On the first morning, you are woken up at 5am by four energetic children, demanding you get them breakfast/take them to the beach/get ready for the pool.

A tummy bug will work its way round the family.

By day three, someone will have thrown their husband's mobile phone/laptop into the swimming pool. There will be at least three other phones/laptops in there at any one time.

Everywhere you go, you will bump into crowds of people, desperately trying to escape from the crowds. You, like all the other tourists, will constantly remark on how lovely it would be if it wasn't for all the tourists.

Your husband insists on showing off what he has learnt of the local language when you eat out. So the children end up with deep-fried sheeps' testicles instead of fish and chips.

Somebody will lose a favourite hat/toy/sandal on the beach and you will all waste several hours searching for it.

You will have to visit the local casualty department with one/all of the children.

You will end up staying next door to the family from hell, who will adopt you for two weeks and insist on swapping phone numbers and addresses when the holiday's over.

After working out in the gym every day for three months before your holiday, you will return home half a stone heavier.

You buy a few caseloads of the local wine/spirits, which tastes so good sipped in the sun beside the pool.

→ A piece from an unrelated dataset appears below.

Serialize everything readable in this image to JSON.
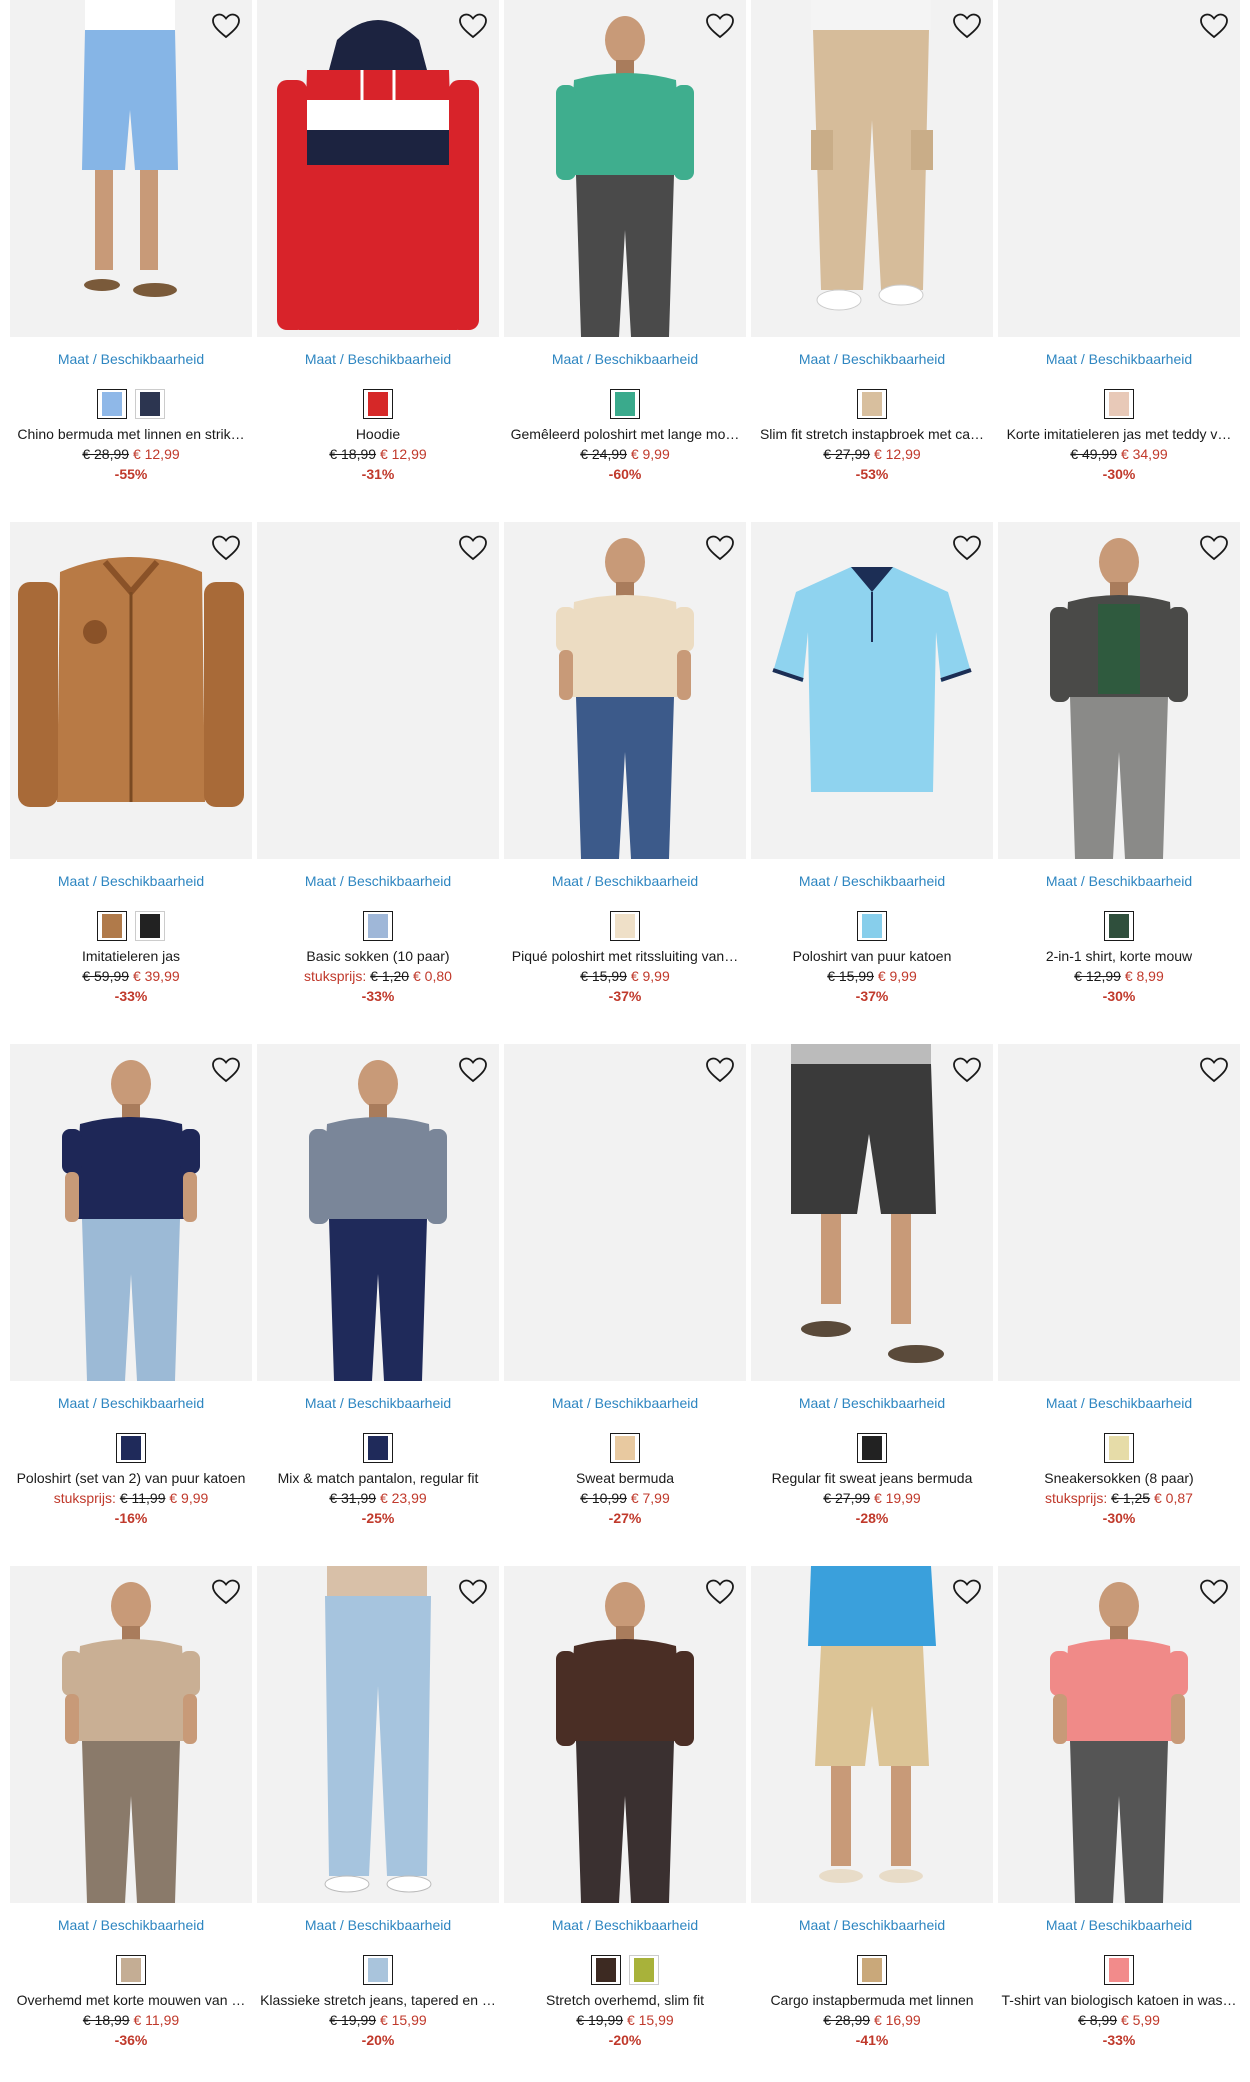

When you get home you realise that you have actually been drinking paintstripper.

The children have spent the holiday money they have been saving all year by the end of the first day. Every day after that there is a constant background chorus of "I want, I want, I want".

You will get through at least five packets of aspirin/paracetemol.

Any teenagers with you will look constantly glum and complain when you drag them to anything vaguely cultural. A teenage daughter will strike up a holiday romance with a totally unsuitable Lothario.

When anyone asks you if you had a good time you will reply: "Yes, it was fantastic". And, in a funny sort of way, of course, it will have been.